Scientists at the University of Pittsburgh have discovered a mechanism for how anxiety may disrupt decision making. In a study published in The Journal of Neuroscience, they report that anxiety disengages a region of the brain called the prefrontal cortex (PFC), which is critical for flexible decision making. By monitoring the activity of neurons in the PFC while anxious rats had to make decisions about how to get a reward, the scientists made two observations. First, anxiety leads to bad decisions when there are conflicting distractors present. Second, bad decisions under anxiety involve numbing of PFC neurons.

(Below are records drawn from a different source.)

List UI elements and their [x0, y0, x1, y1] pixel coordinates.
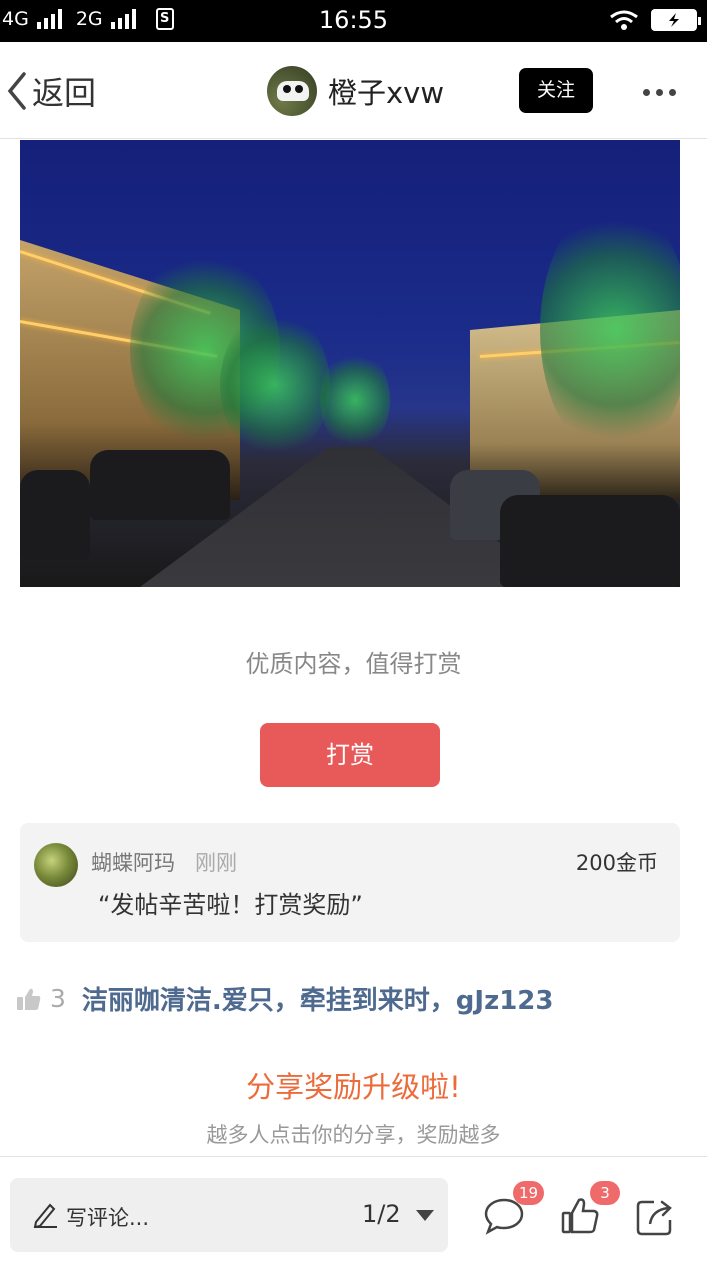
comment-input[interactable]: 写评论... 1/2: [10, 1178, 448, 1252]
tip-amount: 200金币: [575, 851, 658, 875]
share-icon[interactable]: [634, 1194, 678, 1238]
tipper-name[interactable]: 蝴蝶阿玛: [91, 847, 175, 877]
reward-button[interactable]: 打赏: [260, 723, 440, 787]
like-count-badge: 3: [590, 1181, 620, 1205]
tip-message: “发帖辛苦啦！打赏奖励”: [98, 891, 363, 919]
follow-button[interactable]: 关注: [519, 68, 593, 113]
post-header: 返回 橙子xvw 关注: [0, 42, 707, 139]
reward-prompt: 优质内容，值得打赏: [245, 650, 462, 678]
tip-record: 蝴蝶阿玛 刚刚 200金币 “发帖辛苦啦！打赏奖励”: [20, 823, 680, 942]
author-info[interactable]: 橙子xvw: [267, 66, 444, 116]
wifi-icon: [610, 10, 638, 30]
page-indicator[interactable]: 1/2: [362, 1200, 401, 1228]
share-reward-subtitle: 越多人点击你的分享，奖励越多: [206, 1123, 501, 1147]
caret-down-icon[interactable]: [416, 1210, 434, 1221]
chevron-left-icon: [7, 72, 26, 110]
likes-row: 3 洁丽咖清洁.爱只，牵挂到来时，gJz123: [16, 980, 553, 1017]
author-name[interactable]: 橙子xvw: [328, 70, 444, 112]
thumbs-up-icon: [17, 988, 41, 1010]
tip-time: 刚刚: [195, 851, 237, 875]
back-label: 返回: [32, 74, 97, 112]
comment-placeholder: 写评论...: [66, 1206, 150, 1230]
avatar[interactable]: [267, 66, 317, 116]
status-time: 16:55: [318, 6, 389, 34]
comment-count-badge: 19: [513, 1181, 545, 1205]
share-reward-title[interactable]: 分享奖励升级啦!: [0, 1064, 707, 1106]
post-image[interactable]: [20, 140, 680, 587]
more-options-icon[interactable]: [643, 89, 676, 96]
status-bar: 4G 2G S 16:55: [0, 0, 707, 42]
likers-list[interactable]: 洁丽咖清洁.爱只，牵挂到来时，gJz123: [82, 980, 554, 1017]
likes-count: 3: [50, 984, 66, 1013]
battery-icon: [651, 9, 701, 31]
bottom-toolbar: 写评论... 1/2 19 3: [0, 1156, 707, 1274]
status-right: [609, 9, 701, 31]
back-button[interactable]: 返回: [6, 68, 96, 114]
tipper-avatar[interactable]: [34, 843, 78, 887]
pencil-icon: [33, 1203, 57, 1228]
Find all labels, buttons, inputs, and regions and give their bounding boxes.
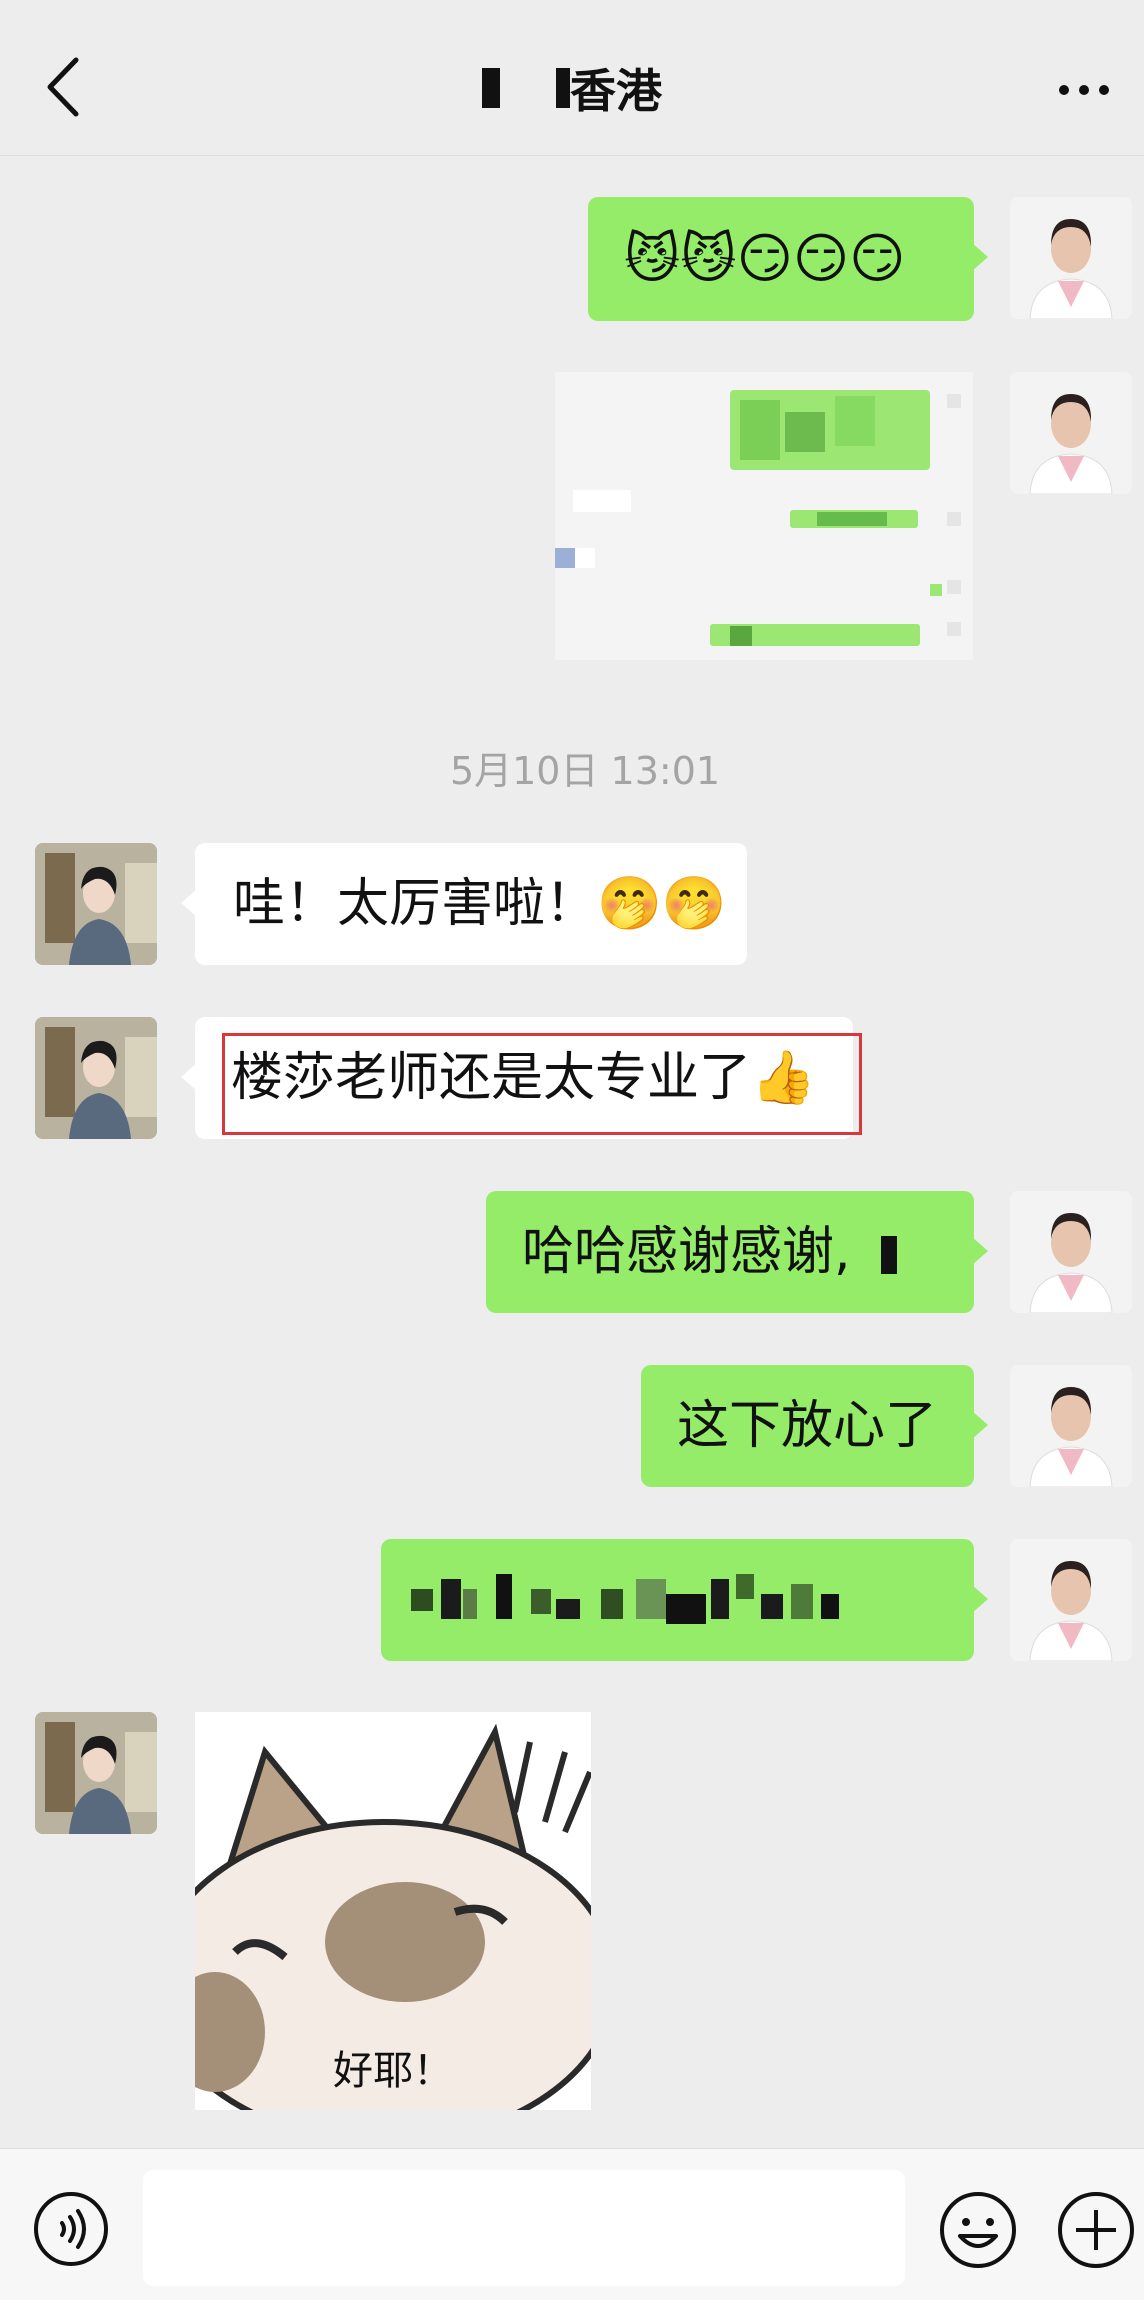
chat-title-container: 香港 (0, 55, 1144, 125)
message-bubble-self[interactable]: 哈哈感谢感谢, (486, 1191, 988, 1313)
emoji-row: 🤭🤭 (597, 874, 727, 934)
bubble-tail (972, 1237, 988, 1265)
person-icon (1010, 372, 1132, 494)
sticker-message[interactable]: 好耶！ (195, 1712, 591, 2110)
bubble-tail (181, 889, 197, 917)
emoji-row: 😼😼😏😏😏 (624, 227, 906, 290)
highlight-annotation-box (222, 1033, 862, 1135)
message-bubble-self-redacted[interactable] (381, 1539, 988, 1661)
plus-icon[interactable] (1056, 2190, 1136, 2270)
message-input[interactable] (143, 2170, 905, 2286)
bubble-tail (181, 1063, 197, 1091)
message-text: 哇！太厉害啦！ (233, 874, 598, 934)
person-icon (1010, 1365, 1132, 1487)
chat-title: 香港 (570, 64, 662, 118)
avatar-self[interactable] (1010, 1191, 1132, 1313)
redacted-mark (556, 68, 570, 108)
bubble-tail (972, 1585, 988, 1613)
message-bubble-self[interactable]: 这下放心了 (641, 1365, 988, 1487)
avatar-other[interactable] (35, 1712, 157, 1834)
bubble-tail (972, 1411, 988, 1439)
message-bubble-other[interactable]: 哇！太厉害啦！🤭🤭 (181, 843, 747, 965)
avatar-self[interactable] (1010, 197, 1132, 319)
avatar-other[interactable] (35, 843, 157, 965)
redacted-pixelation (411, 1574, 839, 1624)
person-icon (35, 843, 157, 965)
person-icon (1010, 197, 1132, 319)
bubble-tail (972, 243, 988, 271)
message-timestamp: 5月10日 13:01 (449, 749, 721, 793)
image-message-screenshot[interactable] (555, 372, 973, 660)
avatar-self[interactable] (1010, 1539, 1132, 1661)
redacted-mark (482, 68, 500, 108)
chat-screenshot-thumbnail (555, 372, 973, 660)
more-dots-icon[interactable] (1056, 80, 1112, 100)
person-icon (35, 1017, 157, 1139)
voice-icon[interactable] (32, 2190, 110, 2268)
person-icon (1010, 1191, 1132, 1313)
sticker-caption: 好耶！ (333, 2048, 453, 2094)
avatar-self[interactable] (1010, 1365, 1132, 1487)
message-text: 哈哈感谢感谢, (522, 1222, 851, 1282)
avatar-self[interactable] (1010, 372, 1132, 494)
message-text: 这下放心了 (677, 1396, 938, 1456)
emoji-icon[interactable] (938, 2190, 1018, 2270)
person-icon (1010, 1539, 1132, 1661)
redacted-mark (881, 1236, 898, 1274)
avatar-other[interactable] (35, 1017, 157, 1139)
person-icon (35, 1712, 157, 1834)
message-bubble-self[interactable]: 😼😼😏😏😏 (588, 197, 988, 321)
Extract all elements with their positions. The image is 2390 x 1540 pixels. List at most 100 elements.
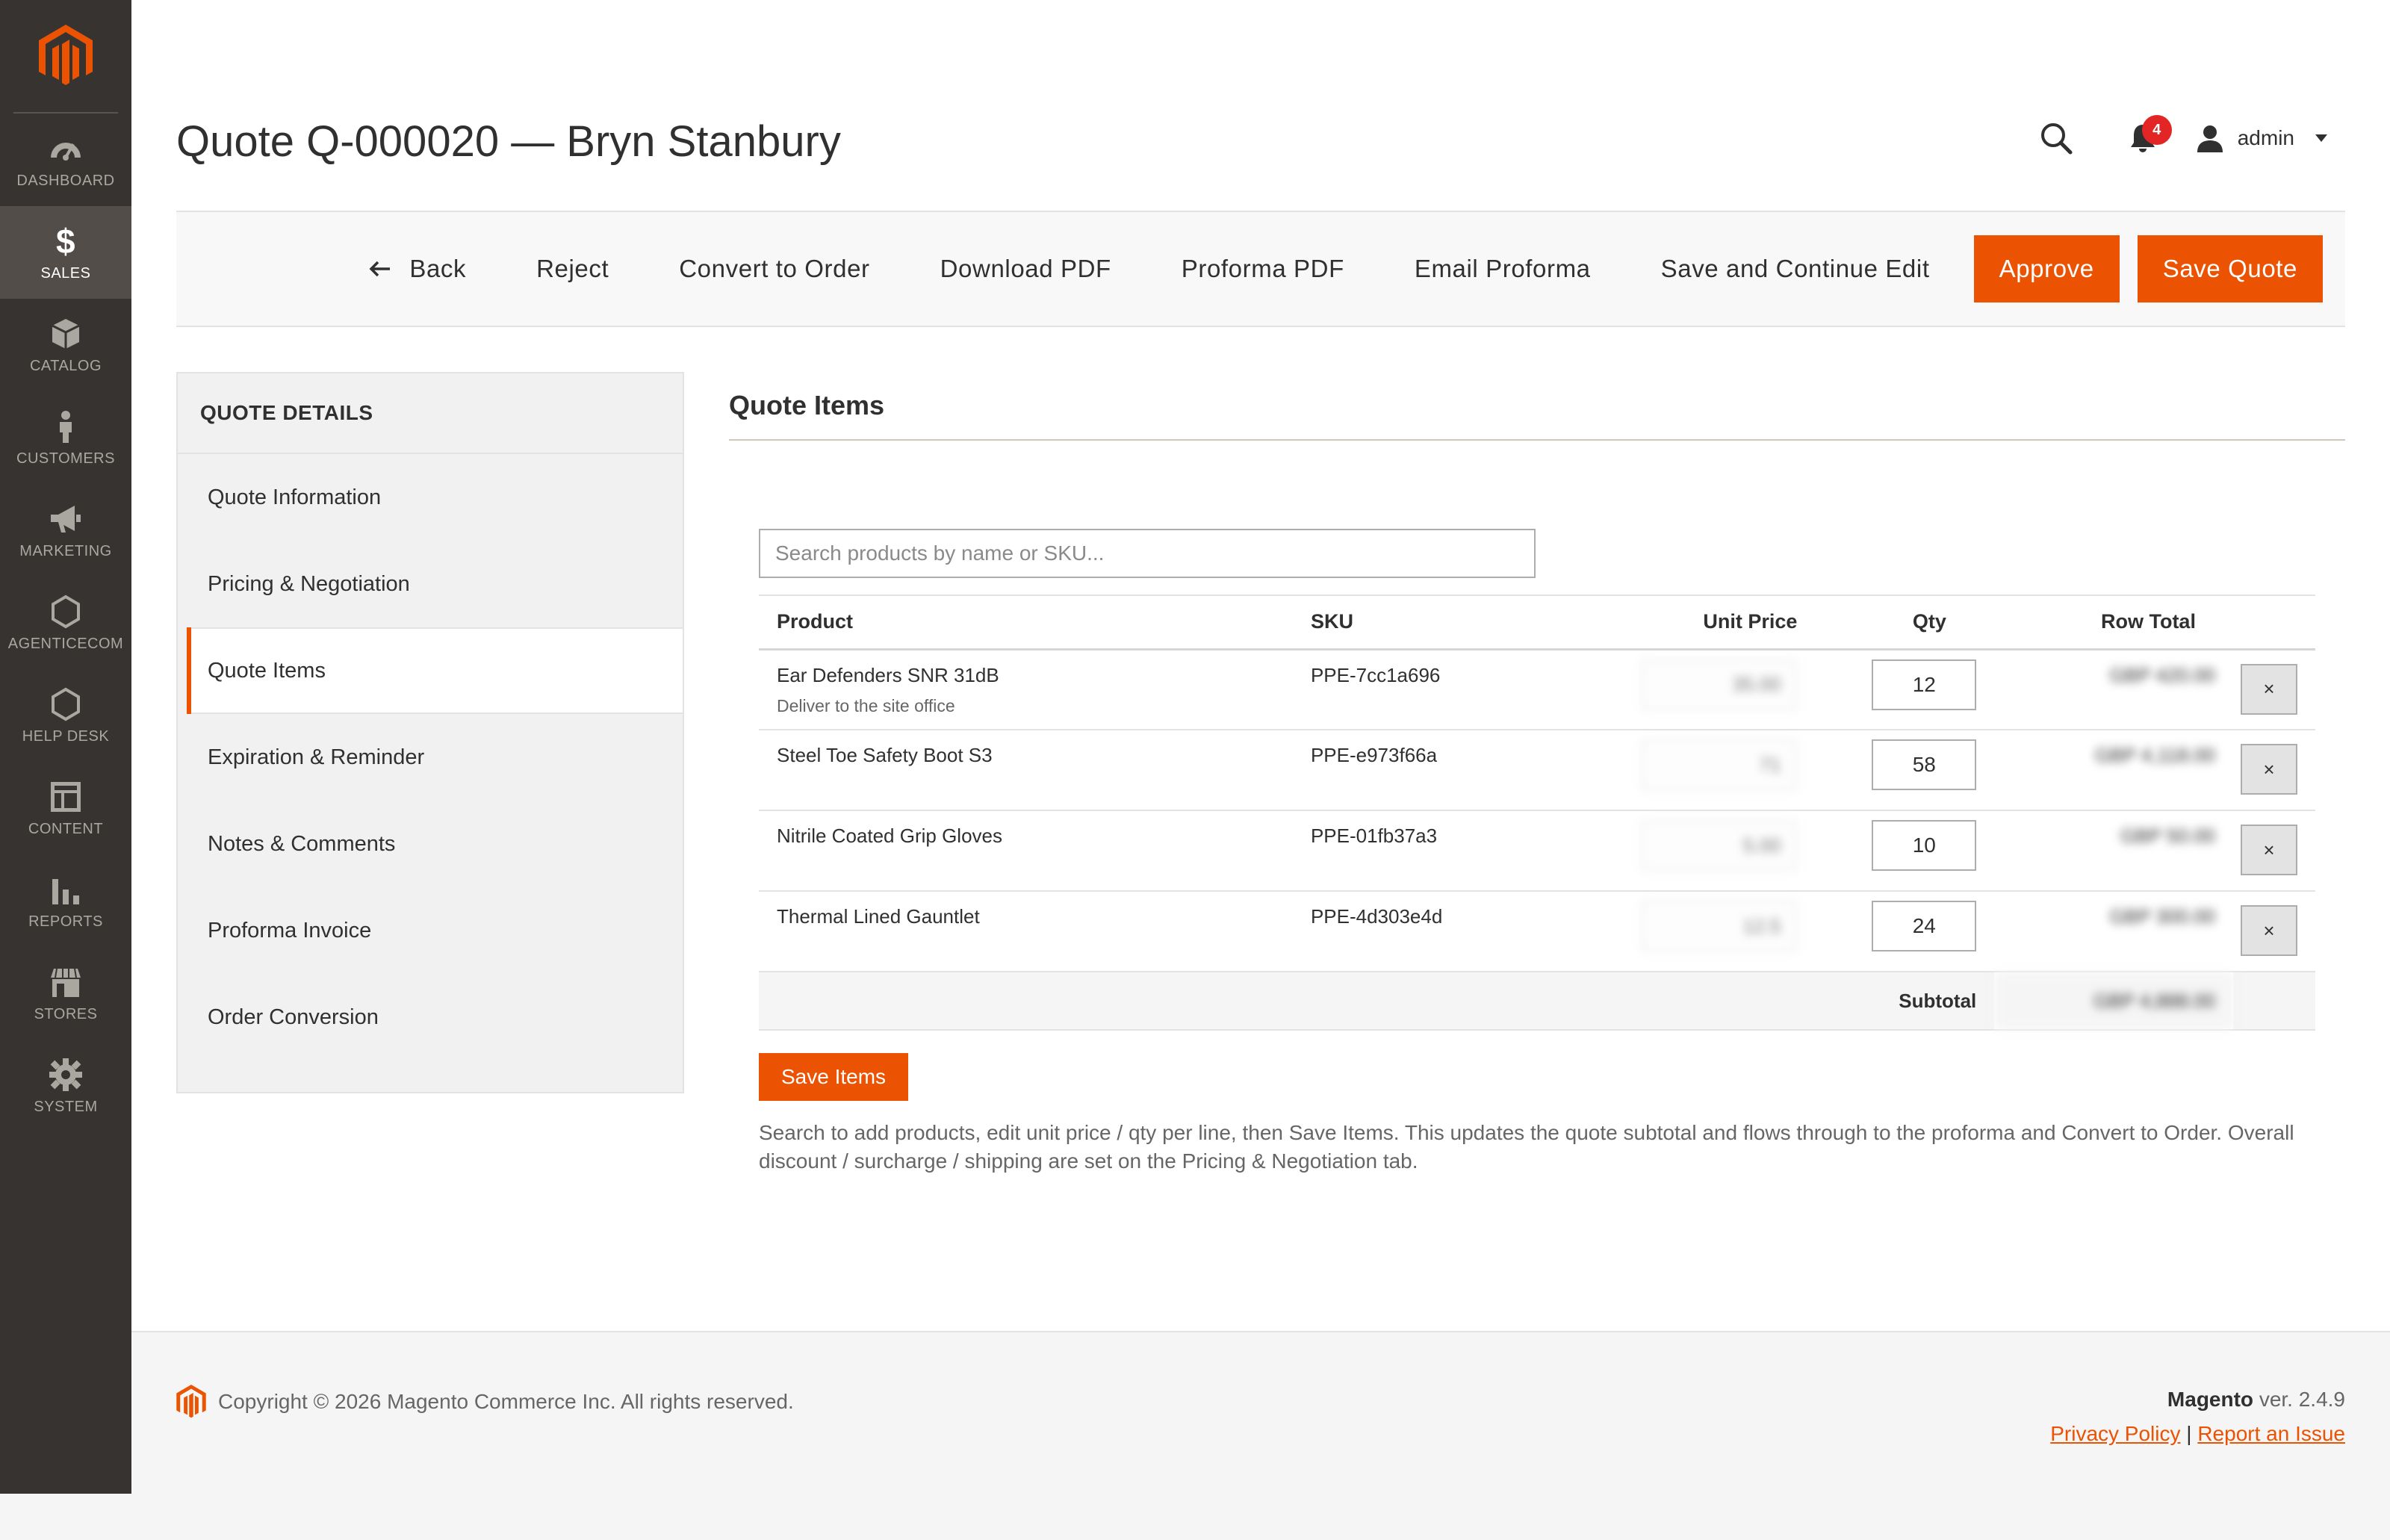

The data indicates that anxiety has an exquisitely selective effect on neuronal activity that supports decision making, says Bita Moghaddam, the lead author of the study and a professor in the Department of Neuroscience within the Kenneth P. Dietrich School of Arts and Sciences. Up to now, scientists have mostly studied anxiety in animal models in the context of fear and measured how brain cells react to a threatening situation. But human anxiety is devastating, not merely because of how the person feels, but also because it can interfere with nearly all aspects of daily life including decision making, Moghaddam says.

Pitt researchers studied this aspect of anxiety by monitoring the activity of a large number of neurons as rats made decisions about which choice was most optimal for receiving a reward. They compared behavior and neuronal activity in two groups: one group that had a placebo injection and another that got a low dose of an anxiety-inducing drug.

As with many people who suffer from anxiety but go through day-to-day life and make decisions, the anxious rats completed the decision-making task and, actually, did not do too badly. But they made far more mistakes when the correct choice involved ignoring distracting information. “A brain locus of vulnerability for these anxiety-induced mistakes was a group of cells in the PFC that specifically coded for choice. Anxiety weakened the coding power of these neurons.

“We have had a simplistic approach to studying and treating anxiety. We have equated it with fear and have mostly assumed that it over-engages entire brain circuits. But this study shows that anxiety disengages brain cells in a highly specialized manner.”

Perhaps, down the line, this better understanding of the brain mechanics behind anxiety and decision making, she says, could lead to better treatment of anxiety in people and, subsequently, better outcomes in the treatment of psychiatric disorders.